Complex supply chains: Intricate supply chains of the chemical process manufacturing companies make it challenging to track and manage materials throughout their lifecycle. Developing efficient collection, sorting, and recycling systems requires collaboration among various stakeholders.
Chemical complexity: The diversity and complexity of chemical products make recycling and recovery difficult. Designing products for disassembly and reuse, while maintaining performance and safety standards, is a significant challenge.
Additionally, chemical companies must address the concerns related to product quality and safety when using recycled materials. Rigorous testing, certification, and standardization can help ensure that recycled inputs meet required standards.
A monetization strategy
Circular economy models will help companies create new revenue streams.
Besides reducing dependency on raw material and driving sustainable use of waste and by-products, chemical process companies will benefit from:
Value extraction from waste and by-products: In a circular economy, waste and by-products are seen as potential resources. The chemical industry can extract value from such materials, that were previously discarded, by implementing innovative technologies and processes. These waste streams can be transformed into valuable inputs for other industries or even for internal use. This not only reduces disposal costs but also creates new revenue streams and reduces the financial burden associated with waste management. For example, carbon renewable technology allows waste to be recycled, which would otherwise go to landfills, into sustainable fiber. This is produced from a combination of recycled waste content (40% mass balance approach), recycled cellulose (20%), and sustainably harvested wood pulp (40%). The result is a high-quality, sustainable fiber product made from 60% recycled content.
Product life extension and servitization: Circular economy strategies emphasize on extending the lifespan of products through repair, refurbishment, and remanufacturing. In the chemical industry, this can be applied to products such as chemical containers, equipment, and machinery.

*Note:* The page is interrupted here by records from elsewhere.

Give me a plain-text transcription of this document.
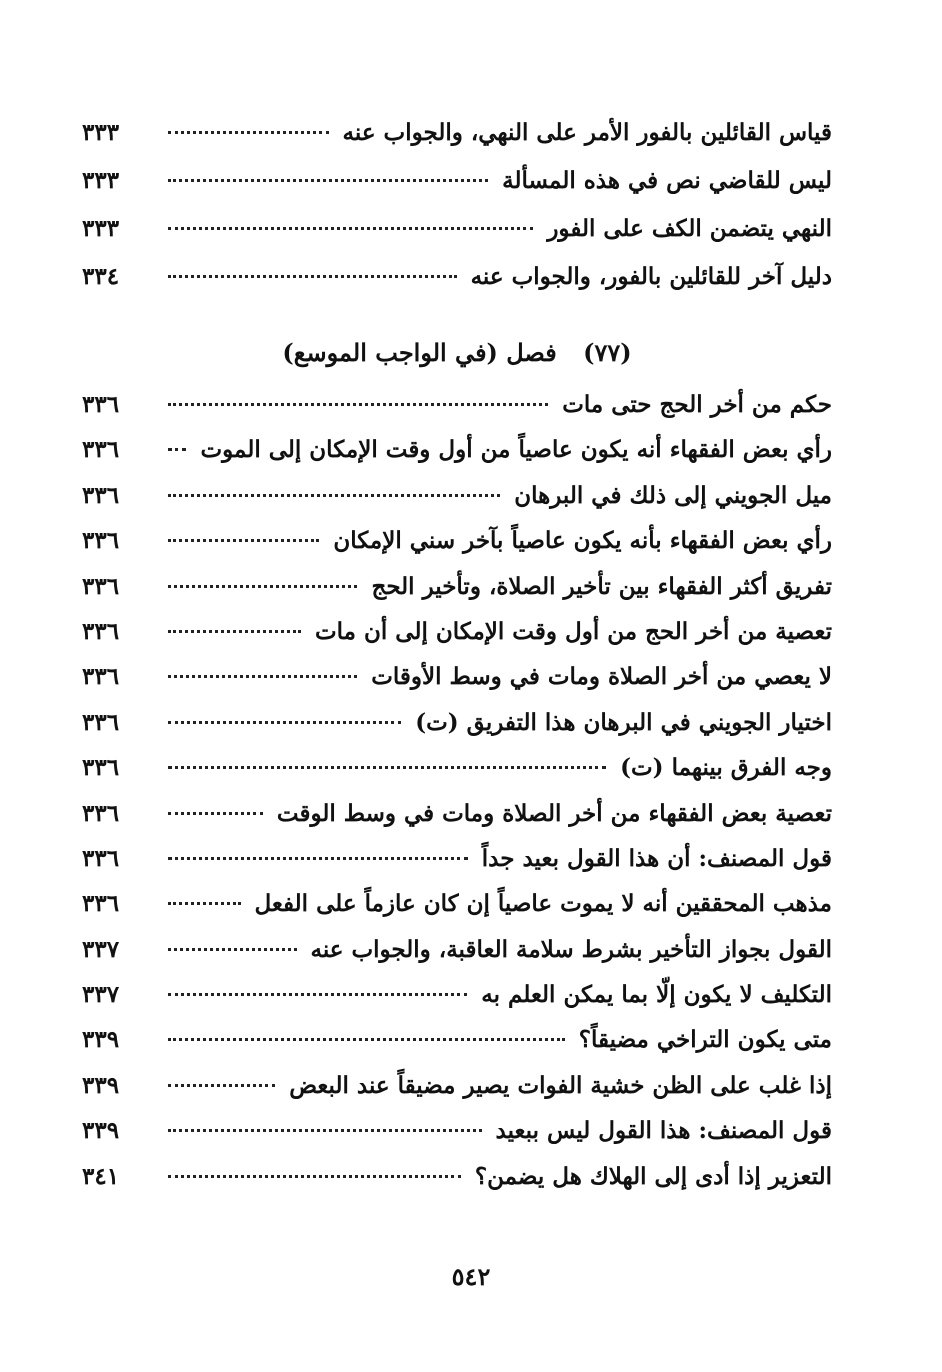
قياس القائلين بالفور الأمر على النهي، والجواب عنه
٣٣٣
ليس للقاضي نص في هذه المسألة
٣٣٣
النهي يتضمن الكف على الفور
٣٣٣
دليل آخر للقائلين بالفور، والجواب عنه
٣٣٤
(٧٧) فصل (في الواجب الموسع)
حكم من أخر الحج حتى مات
٣٣٦
رأي بعض الفقهاء أنه يكون عاصياً من أول وقت الإمكان إلى الموت
٣٣٦
ميل الجويني إلى ذلك في البرهان
٣٣٦
رأي بعض الفقهاء بأنه يكون عاصياً بآخر سني الإمكان
٣٣٦
تفريق أكثر الفقهاء بين تأخير الصلاة، وتأخير الحج
٣٣٦
تعصية من أخر الحج من أول وقت الإمكان إلى أن مات
٣٣٦
لا يعصي من أخر الصلاة ومات في وسط الأوقات
٣٣٦
اختيار الجويني في البرهان هذا التفريق (ت)
٣٣٦
وجه الفرق بينهما (ت)
٣٣٦
تعصية بعض الفقهاء من أخر الصلاة ومات في وسط الوقت
٣٣٦
قول المصنف: أن هذا القول بعيد جداً
٣٣٦
مذهب المحققين أنه لا يموت عاصياً إن كان عازماً على الفعل
٣٣٦
القول بجواز التأخير بشرط سلامة العاقبة، والجواب عنه
٣٣٧
التكليف لا يكون إلّا بما يمكن العلم به
٣٣٧
متى يكون التراخي مضيقاً؟
٣٣٩
إذا غلب على الظن خشية الفوات يصير مضيقاً عند البعض
٣٣٩
قول المصنف: هذا القول ليس ببعيد
٣٣٩
التعزير إذا أدى إلى الهلاك هل يضمن؟
٣٤١
٥٤٢
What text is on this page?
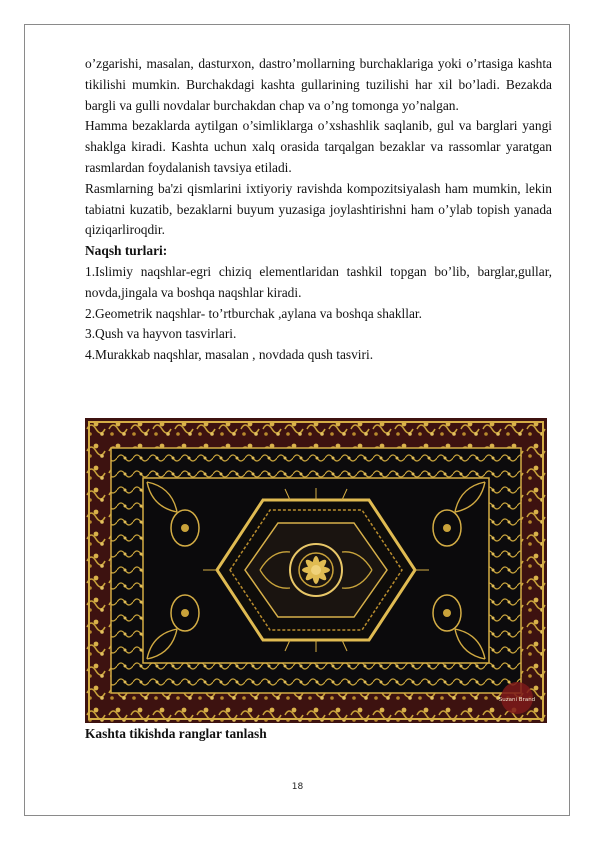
o’zgarishi, masalan, dasturxon, dastro’mollarning burchaklariga yoki o’rtasiga kashta tikilishi mumkin. Burchakdagi kashta gullarining tuzilishi har xil bo’ladi. Bezakda bargli va gulli novdalar burchakdan chap va o’ng tomonga yo’nalgan.

Hamma bezaklarda aytilgan o’simliklarga o’xshashlik saqlanib, gul va barglari yangi shaklga kiradi. Kashta uchun xalq orasida tarqalgan bezaklar va rassomlar yaratgan rasmlardan foydalanish tavsiya etiladi.

Rasmlarning ba'zi qismlarini ixtiyoriy ravishda kompozitsiyalash ham mumkin, lekin tabiatni kuzatib, bezaklarni buyum yuzasiga joylashtirishni ham o’ylab topish yanada qiziqarliroqdir.

Naqsh turlari:

1.Islimiy naqshlar-egri chiziq elementlaridan tashkil topgan bo’lib, barglar,gullar, novda,jingala va boshqa naqshlar kiradi.

2.Geometrik naqshlar- to’rtburchak ,aylana va boshqa shakllar.

3.Qush va hayvon tasvirlari.

4.Murakkab naqshlar, masalan , novdada qush tasviri.

Suzani Brand
Kashta tikishda ranglar tanlash
18
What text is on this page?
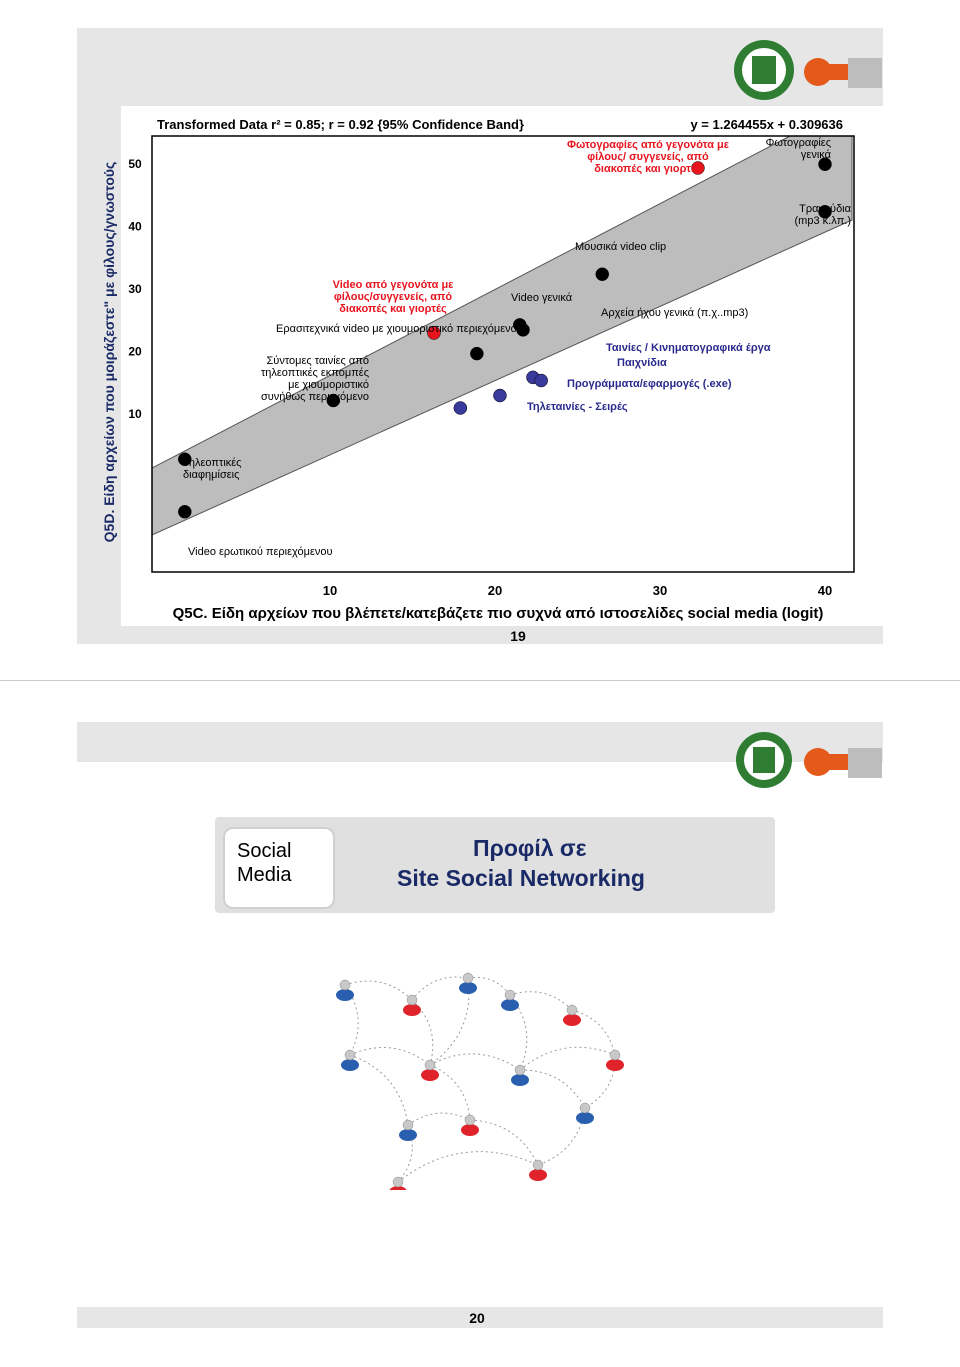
Social
Media
Προφίλ σε
Site Social Networking
20
Transformed Data r² = 0.85; r = 0.92 {95% Confidence Band}	y = 1.264455x + 0.309636
Q5D. Είδη αρχείων που μοιράζεστε" με φίλους/γνωστούς
Q5C. Είδη αρχείων που βλέπετε/κατεβάζετε πιο συχνά από ιστοσελίδες social media (logit)
19
10
20
30
40
50
10	20	30	40
Τηλεοπτικές διαφημίσεις
Video ερωτικού περιεχόμενου
Σύντομες ταινίες από τηλεοπτικές εκπομπές με χιουμοριστικό συνήθως περιεχόμενο
Video από γεγονότα με φίλους/συγγενείς, από διακοπές και γιορτές
Ερασιτεχνικά video με χιουμοριστικό περιεχόμενο
Video γενικά
Αρχεία ήχου γενικά (π.χ..mp3)
Μουσικά video clip
Φωτογραφίες από γεγονότα με φίλους/ συγγενείς, από διακοπές και γιορτές
Φωτογραφίες γενικά
Τραγούδια (mp3 κ.λπ.)
Ταινίες / Κινηματογραφικά έργα
Παιχνίδια
Προγράμματα/εφαρμογές (.exe)
Τηλεταινίες - Σειρές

The industry can generate additional revenue and reduce the financial burden on customers by offering maintenance and repair services as well as product leasing or rental options.
For example, leasing chemicals instead of selling them to extend their use. Take a solvent, for example. A chemical provider could apply it to a company’s manufacturing process, then recapture and clean it for use by another company. This can be done by using cradle to cradle approach where solvents are designed and managed in a way that enables them to be reused or recycled after the current life cycle. This shift from a product-focused approach to a service-oriented model can also help the industry overcome cost barriers associated with capital-intensive investments.